'POPE JOAN.'
'YOU know, of course, that there was once a Papessa? They have put that in the books, I suppose?'
'I know there is such a story, but learned writers have proved it was a mere invention.'
'Well, I daresay it isn't true; but there's no one in Rome who has not heard of it. And what makes them believe it is this. [1] Outside of St. Peter's somewhere there's a statue of her all among the apostles and saints; and they say it's because a Pope must have a statue, and they didn't dare to put hers inside the church, so they put it up outside. And if it isn't a Papessa, what is a woman's statue doing there, for it wasn't the Madonna, that's certain?'
'Oh! that's a statue of Religion, or the Church. [2] There never was a woman-pope.'
'Ah, well! you read books. I dare say you know best; but, anyhow, that's what they say. And, after all, who knows!'
FOOTNOTES
[1] An argument worthy to take rank beside the famous one of 'Mrs. Brown' concerning Noah's Ark.
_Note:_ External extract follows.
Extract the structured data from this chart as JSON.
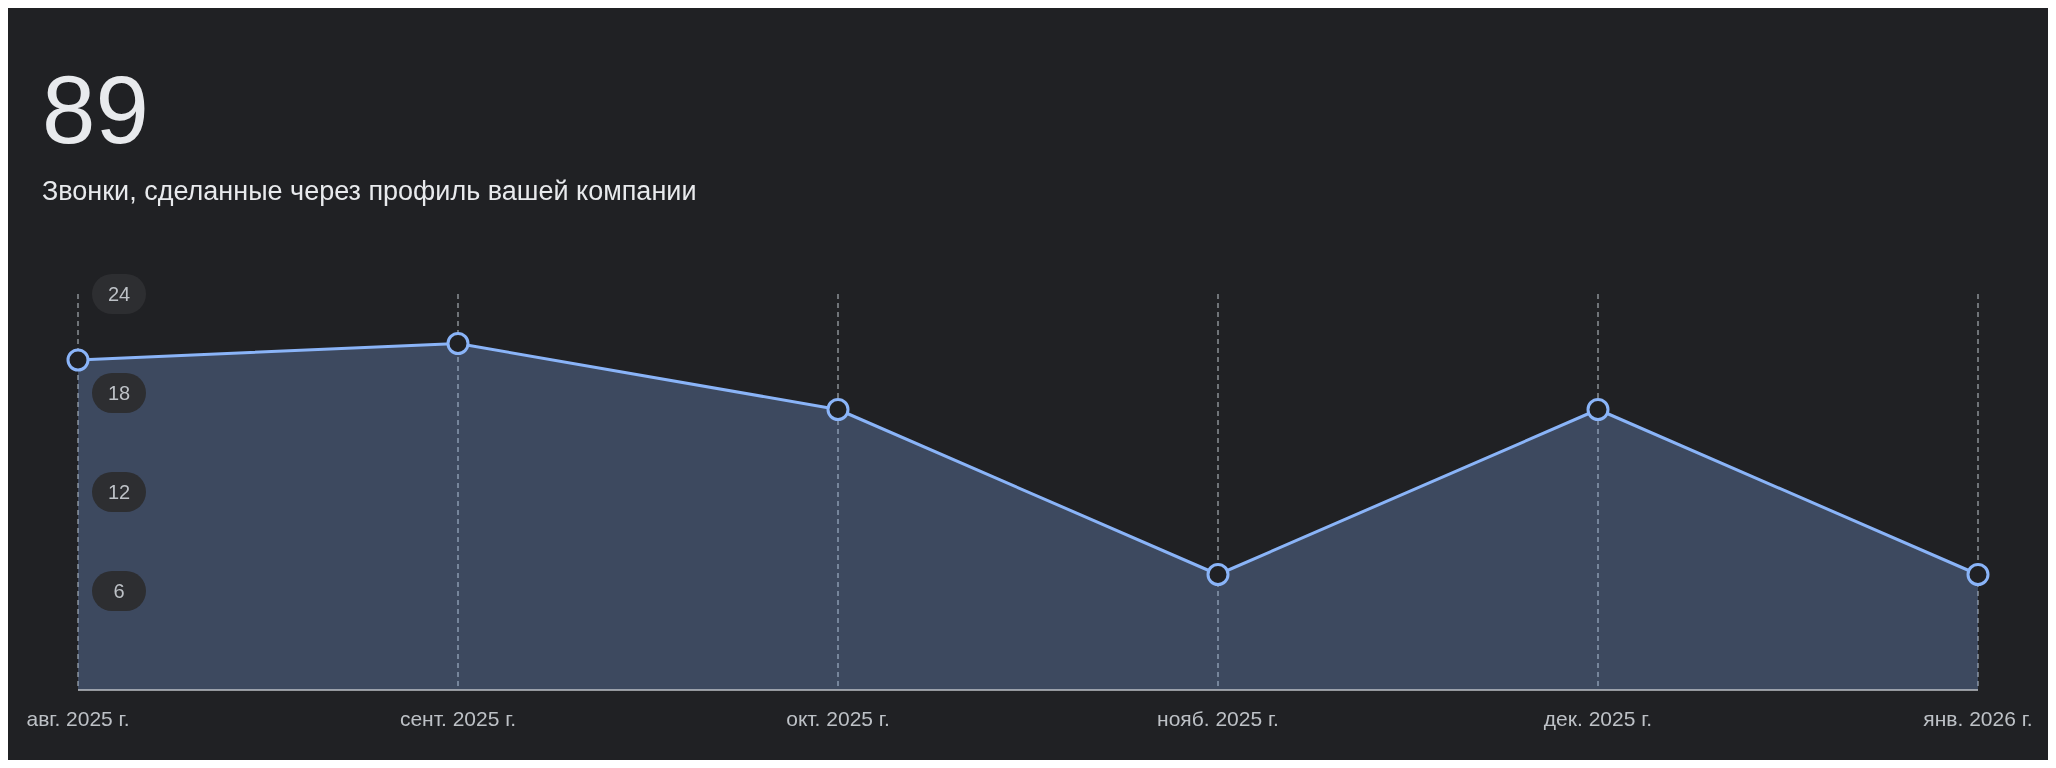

[2] I said this, really thinking at the moment there was such a statue surmounting the apex of the pediment of the façade; but it afterwards came to mind and I have since verified it on the spot, that the statues on the pediment represent the twelve Apostles with Christ in the centre, and there is no female figure there. Among the numerous statues of saints surmounting the colonnade, are a small proportion of female saints, but no one at all prominent.